L.A. Slasher operates on a heightened reality. It introduces us to its “stars” at a breakneck pace. You have the reality star, the heiress, the teen mom, and so on… We jump from party to party, tweet to tweet, as we are thrown into the world that is our own, both alien and shockingly familiar. The L.A. Slasher has an agenda. To hold a mirror up to society’s face and force it to confront its true ugliness. One by one, “celebrities” disappear, but no one seems to care on a personal level. Instead of worry and fear, we are confronted with indifference and opportunism. Things escalate and blood is spilled, but where it is heading is up to interpretation, even as the final curtain falls.
There are no real characters in the film, only archetypes, and it is not hard to spot the thinly-disguised personalities on which they are based. No one is off limits in this film. From the Mayor to a couple of drug dealers, the L.A. Slasher is out to touch the lives of the corrupted or unlucky.
As for the talent, the film is filled to the rim. Whereas Mischa Barton and Marisa Lauren are at the center, it is the surrounding cast that really shines. Elizabeth Morris as The Heiress is particularly great and her dinner party scene while drugged up is a highlight. William Nicol as the CBuzz host who chimes in with news flashes reminds me why I don’t watch entertainment television. Abigail Wright as the reporter is perhaps the most grounded as the voice of reason and window into morality for most viewers (I hope). With all that going on, the scene-stealers of the film turn out to be Dave Bautista and Danny Trejo as two drug dealers on a mission, but not on the same page. As with most characters in the film, they are both funny and surprisingly authentic.
Which brings us to the L.A. Slasher himself. We don’t learn much about him, but his ravings are that of someone who thinks he is right and knows that his actions are insane. He lives in a world of constant stimulation and blends into the chaos of the narrative. That being said, there are moments of realism that sent a chill down my spine. After a blood-soaked encounter, we see the slasher’s hand shaking uncontrollably as he attempts to pour a cup of coffee.
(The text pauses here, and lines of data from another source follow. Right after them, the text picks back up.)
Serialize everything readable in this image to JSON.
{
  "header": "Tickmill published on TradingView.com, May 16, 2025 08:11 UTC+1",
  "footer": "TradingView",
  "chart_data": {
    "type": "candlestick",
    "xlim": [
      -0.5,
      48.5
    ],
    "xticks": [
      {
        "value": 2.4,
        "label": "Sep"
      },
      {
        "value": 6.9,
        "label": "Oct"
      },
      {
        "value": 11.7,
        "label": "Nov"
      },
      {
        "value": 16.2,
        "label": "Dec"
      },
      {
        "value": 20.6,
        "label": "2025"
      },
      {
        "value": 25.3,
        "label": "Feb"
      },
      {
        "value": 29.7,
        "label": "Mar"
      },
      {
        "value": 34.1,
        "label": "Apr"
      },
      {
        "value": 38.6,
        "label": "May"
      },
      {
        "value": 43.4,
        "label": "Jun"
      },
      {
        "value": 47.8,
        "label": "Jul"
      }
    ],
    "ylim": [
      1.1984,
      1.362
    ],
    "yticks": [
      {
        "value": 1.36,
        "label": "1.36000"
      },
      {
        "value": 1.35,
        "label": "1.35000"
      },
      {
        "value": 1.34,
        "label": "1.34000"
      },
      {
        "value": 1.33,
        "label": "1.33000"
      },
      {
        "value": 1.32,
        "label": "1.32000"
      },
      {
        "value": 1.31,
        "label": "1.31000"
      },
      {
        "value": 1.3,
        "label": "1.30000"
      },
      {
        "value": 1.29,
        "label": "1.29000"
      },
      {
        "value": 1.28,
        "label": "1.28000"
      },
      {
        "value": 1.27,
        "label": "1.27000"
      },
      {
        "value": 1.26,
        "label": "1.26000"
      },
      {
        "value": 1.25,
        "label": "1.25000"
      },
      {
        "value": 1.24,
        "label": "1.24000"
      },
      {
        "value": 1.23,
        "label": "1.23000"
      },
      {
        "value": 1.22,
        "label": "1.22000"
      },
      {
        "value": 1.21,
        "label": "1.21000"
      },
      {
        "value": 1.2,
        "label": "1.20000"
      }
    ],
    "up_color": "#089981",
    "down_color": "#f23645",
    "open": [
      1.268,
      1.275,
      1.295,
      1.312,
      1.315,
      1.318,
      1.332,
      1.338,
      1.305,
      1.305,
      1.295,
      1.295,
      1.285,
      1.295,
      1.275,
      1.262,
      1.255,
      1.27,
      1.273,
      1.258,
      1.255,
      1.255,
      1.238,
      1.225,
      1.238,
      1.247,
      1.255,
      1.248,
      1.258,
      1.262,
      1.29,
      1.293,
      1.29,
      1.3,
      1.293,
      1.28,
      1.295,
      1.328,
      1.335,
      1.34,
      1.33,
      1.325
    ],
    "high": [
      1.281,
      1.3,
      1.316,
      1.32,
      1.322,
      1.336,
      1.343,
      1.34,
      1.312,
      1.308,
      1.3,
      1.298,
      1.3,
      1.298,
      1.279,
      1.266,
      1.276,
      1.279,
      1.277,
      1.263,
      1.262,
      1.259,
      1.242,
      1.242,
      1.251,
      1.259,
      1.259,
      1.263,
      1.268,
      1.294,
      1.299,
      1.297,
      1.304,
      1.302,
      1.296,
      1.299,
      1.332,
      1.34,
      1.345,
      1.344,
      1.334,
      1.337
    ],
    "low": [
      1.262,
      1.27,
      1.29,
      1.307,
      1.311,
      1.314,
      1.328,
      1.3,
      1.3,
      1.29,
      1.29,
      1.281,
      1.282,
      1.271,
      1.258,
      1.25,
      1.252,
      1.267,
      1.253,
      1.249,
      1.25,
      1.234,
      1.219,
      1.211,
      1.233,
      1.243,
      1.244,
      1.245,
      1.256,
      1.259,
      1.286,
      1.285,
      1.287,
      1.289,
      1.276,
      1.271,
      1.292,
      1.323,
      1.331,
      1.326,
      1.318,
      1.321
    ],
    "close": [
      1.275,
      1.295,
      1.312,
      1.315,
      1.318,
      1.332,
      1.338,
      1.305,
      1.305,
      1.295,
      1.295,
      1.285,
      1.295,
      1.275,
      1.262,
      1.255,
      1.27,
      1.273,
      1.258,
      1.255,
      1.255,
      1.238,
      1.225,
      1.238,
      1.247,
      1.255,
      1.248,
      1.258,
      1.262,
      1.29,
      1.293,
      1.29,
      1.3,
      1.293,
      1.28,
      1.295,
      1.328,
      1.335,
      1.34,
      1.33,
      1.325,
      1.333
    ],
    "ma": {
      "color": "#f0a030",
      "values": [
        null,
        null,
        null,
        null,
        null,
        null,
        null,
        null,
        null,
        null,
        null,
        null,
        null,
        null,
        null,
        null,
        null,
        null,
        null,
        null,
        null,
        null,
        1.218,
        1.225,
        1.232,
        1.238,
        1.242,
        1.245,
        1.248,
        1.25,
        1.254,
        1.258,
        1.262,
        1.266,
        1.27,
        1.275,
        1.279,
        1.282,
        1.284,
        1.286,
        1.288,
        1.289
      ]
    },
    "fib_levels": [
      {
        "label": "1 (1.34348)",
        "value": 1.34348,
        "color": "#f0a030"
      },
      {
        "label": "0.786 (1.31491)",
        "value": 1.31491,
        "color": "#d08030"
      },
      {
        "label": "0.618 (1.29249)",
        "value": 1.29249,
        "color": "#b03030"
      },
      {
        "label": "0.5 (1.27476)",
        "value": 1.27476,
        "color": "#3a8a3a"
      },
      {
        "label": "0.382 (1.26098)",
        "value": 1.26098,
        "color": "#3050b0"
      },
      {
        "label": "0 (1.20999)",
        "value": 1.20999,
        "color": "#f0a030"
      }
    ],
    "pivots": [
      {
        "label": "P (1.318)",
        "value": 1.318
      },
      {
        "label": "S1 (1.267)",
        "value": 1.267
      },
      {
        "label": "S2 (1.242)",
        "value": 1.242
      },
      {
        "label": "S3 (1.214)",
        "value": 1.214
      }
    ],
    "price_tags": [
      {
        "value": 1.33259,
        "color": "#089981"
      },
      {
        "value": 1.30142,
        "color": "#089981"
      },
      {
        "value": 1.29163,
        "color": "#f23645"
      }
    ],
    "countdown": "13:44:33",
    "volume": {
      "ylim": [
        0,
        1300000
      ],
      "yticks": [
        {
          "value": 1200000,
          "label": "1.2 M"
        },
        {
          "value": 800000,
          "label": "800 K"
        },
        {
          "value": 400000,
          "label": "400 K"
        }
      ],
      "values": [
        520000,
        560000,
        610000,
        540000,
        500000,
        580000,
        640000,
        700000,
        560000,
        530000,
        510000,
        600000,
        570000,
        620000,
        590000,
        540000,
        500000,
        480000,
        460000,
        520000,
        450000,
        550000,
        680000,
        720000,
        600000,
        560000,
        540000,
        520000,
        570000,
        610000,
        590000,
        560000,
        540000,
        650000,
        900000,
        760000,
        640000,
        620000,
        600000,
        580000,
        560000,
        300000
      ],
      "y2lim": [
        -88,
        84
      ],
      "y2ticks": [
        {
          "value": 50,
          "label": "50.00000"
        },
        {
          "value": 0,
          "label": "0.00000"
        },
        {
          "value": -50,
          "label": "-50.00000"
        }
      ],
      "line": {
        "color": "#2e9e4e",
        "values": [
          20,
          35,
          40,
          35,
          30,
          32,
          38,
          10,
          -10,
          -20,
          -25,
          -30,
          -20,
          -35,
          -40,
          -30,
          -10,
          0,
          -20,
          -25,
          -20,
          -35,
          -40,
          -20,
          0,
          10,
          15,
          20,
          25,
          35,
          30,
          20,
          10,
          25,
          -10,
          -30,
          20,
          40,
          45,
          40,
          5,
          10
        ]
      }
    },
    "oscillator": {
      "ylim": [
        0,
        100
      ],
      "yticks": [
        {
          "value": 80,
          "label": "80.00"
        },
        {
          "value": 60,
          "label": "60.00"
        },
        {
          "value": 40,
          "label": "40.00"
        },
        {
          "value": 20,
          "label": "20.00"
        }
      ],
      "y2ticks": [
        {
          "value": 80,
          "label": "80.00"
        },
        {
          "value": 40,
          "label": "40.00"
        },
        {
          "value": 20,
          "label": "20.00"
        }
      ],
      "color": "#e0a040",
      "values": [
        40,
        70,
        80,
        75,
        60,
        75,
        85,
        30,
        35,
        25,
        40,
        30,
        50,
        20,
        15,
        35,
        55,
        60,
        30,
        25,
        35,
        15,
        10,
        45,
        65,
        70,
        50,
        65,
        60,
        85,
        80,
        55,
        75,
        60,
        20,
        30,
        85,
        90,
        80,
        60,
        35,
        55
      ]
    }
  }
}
It’s a blink and you miss it moment that adds a sense of reality to his actions (no pun intended). Andy Dick is the voice of the Slasher and plays him with a restrained madness that is both hilarious in pitch and creepy in tone.
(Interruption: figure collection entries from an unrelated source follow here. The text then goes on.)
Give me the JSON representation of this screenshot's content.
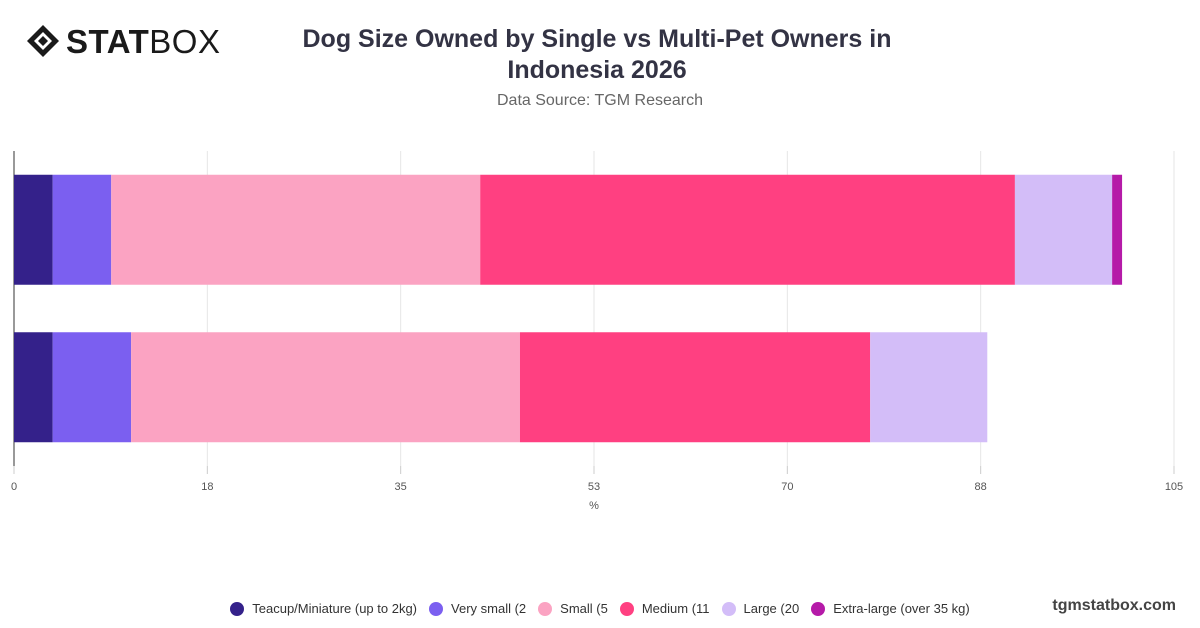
{
  "brand": {
    "logo_bold": "STAT",
    "logo_light": "BOX",
    "footer": "tgmstatbox.com"
  },
  "chart_data": {
    "type": "bar",
    "orientation": "horizontal",
    "stacked": true,
    "title": "Dog Size Owned by Single vs Multi-Pet Owners in Indonesia 2026",
    "subtitle": "Data Source: TGM Research",
    "xlabel": "%",
    "ylabel": "",
    "xlim": [
      0,
      105
    ],
    "x_ticks": [
      "0",
      "18",
      "35",
      "53",
      "70",
      "88",
      "105"
    ],
    "grid": true,
    "legend_position": "bottom",
    "categories": [
      "",
      ""
    ],
    "series": [
      {
        "name": "Teacup/Miniature (up to 2kg)",
        "color": "#34218a",
        "values": [
          3.5,
          3.5
        ]
      },
      {
        "name": "Very small (2",
        "color": "#7b5ff0",
        "values": [
          5.3,
          7.1
        ]
      },
      {
        "name": "Small (5",
        "color": "#fba3c2",
        "values": [
          33.4,
          35.2
        ]
      },
      {
        "name": "Medium (11",
        "color": "#ff4081",
        "values": [
          48.4,
          31.7
        ]
      },
      {
        "name": "Large (20",
        "color": "#d3bdf8",
        "values": [
          8.8,
          10.6
        ]
      },
      {
        "name": "Extra-large (over 35 kg)",
        "color": "#b51aa8",
        "values": [
          0.9,
          0
        ]
      }
    ]
  }
}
L.A. Slasher is at its best, an odyssey through modern Los Angeles with strong echoes of Brett Easton Ellis. It is not about a linear plot, but the experience of living in these times and the morality of the people who populate it. Every action has multiple interpretations and the line between reality and fantasy is blurred as to create a lucid dream like state that is in effect like sleep walking through an acid trip. This is helped by the excellent 1980’s soundtrack featuring ABC’s “Look of Love”, Go West’s “King of Wishful Thinking” and Divine’s “I’m so Beautiful” among others.
There is a lot of comedy in the film. Not the kind that invokes belly laughs, but that knowing smirk because you’ve been there. At its heart, if L.A. Slasher disturbs for any reason, it should be because it really isn’t heightened at all. The Twitter-fueled world of high priced living and low empathy is our own, a world in which I live and interact daily. You can call it “Meta” or “self-aware”, but really, the film is just “current”. These are the times we live in.
Is the film for everyone? No. But good art shouldn’t be. It should be interpreted by the individual and value applied accordingly. The film is creepy at times, surreal, funny, and thought-provoking. It is bloody and bloodless and never gives you a clear line of life and death. This is a film that wants you to think. Is that a bad thing? Well, we live in a society where people don’t attend the school of thought on a regular basis. So again I say, you must see it and judge for yourself. But take the time to absorb it, because if you are only looking for surface thrills, you may end up the subject of the sequel.